L’histoire du Grand Paris : un chantier en cours

Article paru dans le N°160 - Printemps 2010
"L’histoire du Grand Paris : un chantier en cours" Par Thibault Tellier
Thibault Tellier*
L’histoire du Grand Paris : un chantier en cours, Espoir n°160, printemps 2010
La discussion en 2009 à l’Assemblée nationale du projet de loi sur le Grand Paris a constitué une nouvelle étape dans la construction politique de la région-capitale (1) . Ce projet dont l’un des objectifs majeurs est de permettre de doubler, en quinze ans, la croissance de la région Ile-de-France et susciter la création de 800 000 à 1 million d'emplois, a fait, et fera encore, sans nul doute, l’objet de très vifs débats. Au cours de ceux-ci, les références historiques n’ont pas manquées, à commencer par celle, classique, du baron Haussmann et de sa vision autoritaire pour le développement parisien au cours du Second Empire. Certains observateurs voient en effet dans le projet animé par Christian Blanc une manière pour l’État d’imposer ses vues en manière d’aménagement et d’urbanisme. Selon l’une des équipes d’architectes en lice pour le concours, il convient justement d’oublier « l'urbanisme d'État » et de « s'affranchir de l'ombre d'Haussmann » (2). La référence historique peut en effet permettre de mieux resituer les enjeux au regard d’une histoire tumultueuse dont les origines lointaines renvoient à Etienne Marcel et à ses velléités émancipatrices vis-à-vis de l’État médiéval en cours de construction.
L’histoire de Paris et de sa région a fait l’objet, depuis plusieurs années, de nombreux travaux qui ont contribué à renouveler en profondeur l’historiographie consacrée à ces questions (3) . Les questions urbaines ont été, à l’exemple des travaux récents d’Emmanuel Bellanger, revisitées sous l’angle des cultures politiques et des constructions des identités territoriales (4) . Le dossier qui est présenté ici fait le point sur un épisode essentiel de la fabrication historique du Grand Paris, à savoir la mise en place durant l’exercice du pouvoir suprême par le général de Gaulle des organismes destinés à organiser politiquement et administrativement la région parisienne.
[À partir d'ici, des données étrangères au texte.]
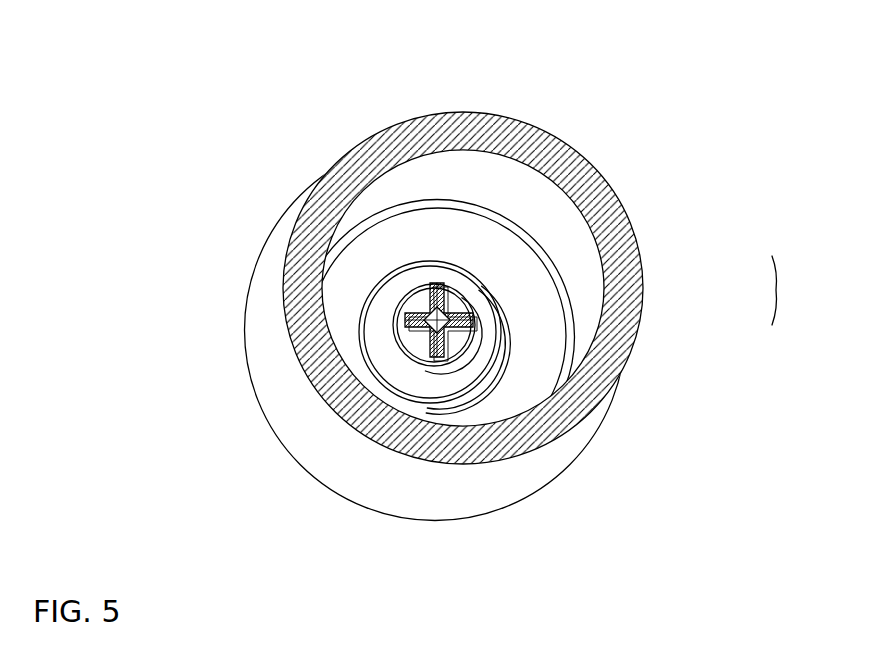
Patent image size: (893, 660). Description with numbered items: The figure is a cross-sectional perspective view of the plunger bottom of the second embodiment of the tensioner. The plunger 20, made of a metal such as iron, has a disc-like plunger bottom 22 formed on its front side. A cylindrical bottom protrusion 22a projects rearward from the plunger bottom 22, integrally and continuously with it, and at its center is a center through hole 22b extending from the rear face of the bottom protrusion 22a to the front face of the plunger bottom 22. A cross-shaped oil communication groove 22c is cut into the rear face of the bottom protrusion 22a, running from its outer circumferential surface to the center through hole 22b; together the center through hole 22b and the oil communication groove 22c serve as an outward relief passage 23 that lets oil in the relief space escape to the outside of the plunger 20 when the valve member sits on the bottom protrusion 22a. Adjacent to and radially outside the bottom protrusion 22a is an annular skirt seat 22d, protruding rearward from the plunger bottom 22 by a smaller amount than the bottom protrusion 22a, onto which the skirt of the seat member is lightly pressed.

The plunger 20 is at (232, 118).
The plunger bottom 22 is at (389, 238).
The bottom protrusion 22a is at (413, 350).
The center through hole 22b is at (465, 317).
The oil communication groove 22c is at (462, 291).
The skirt seat 22d is at (377, 320).
The outward relief passage 23 is at (792, 290).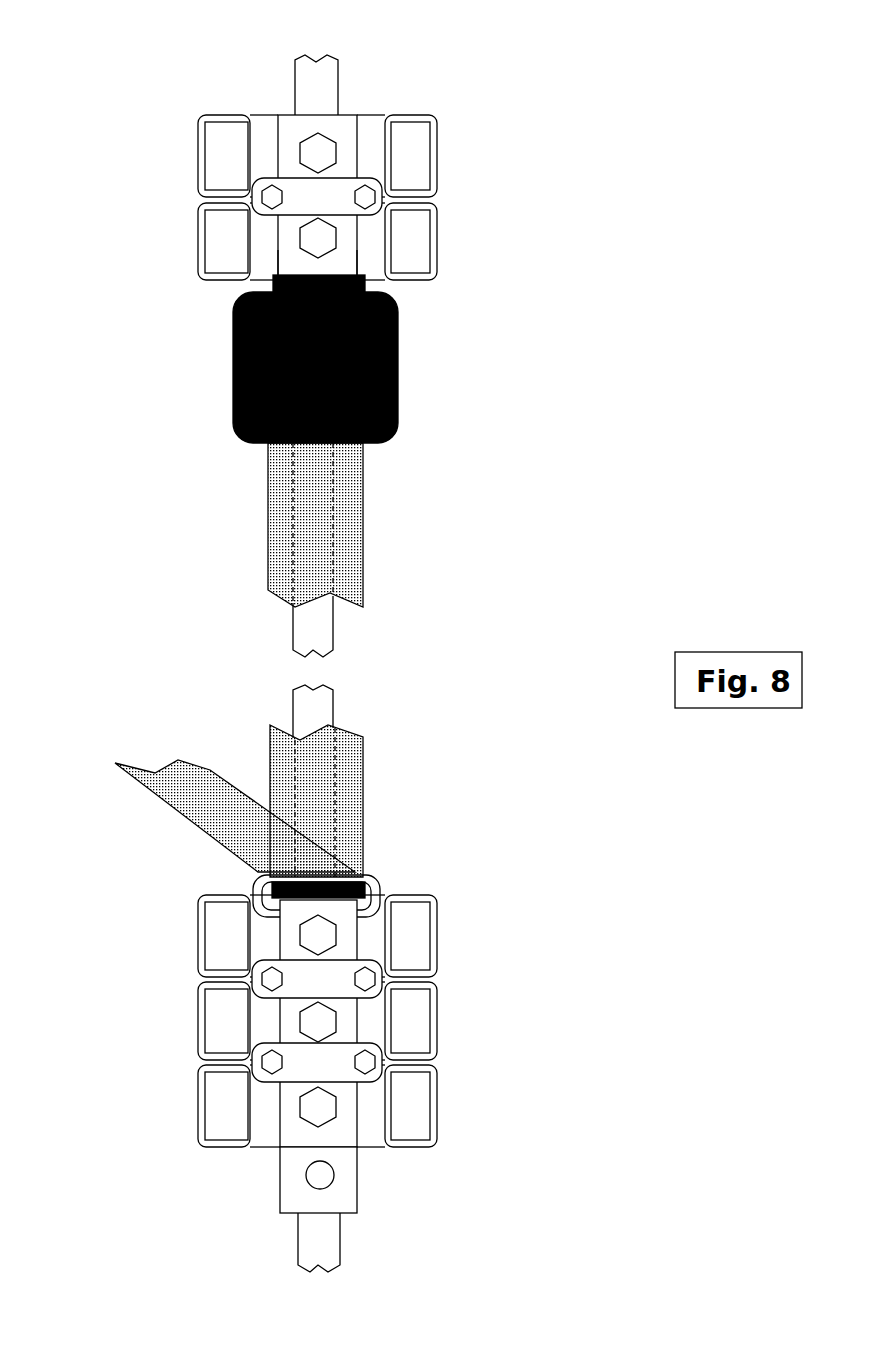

L’anecdote est célèbre mais mérite d’être encore une fois rappelée : survolant précisément la région parisienne en hélicoptère aux côtés de Paul Delouvrier, le Général aurait demandé à ce dernier de mettre de l’ordre dans ce b…
* Maître de conférences à l’Université de Lille III – Charles de Gaulle
(1) Le projet de loi a été examiné en première lecture à l’Assemblée nationale les 24 et 26 novembre 2009.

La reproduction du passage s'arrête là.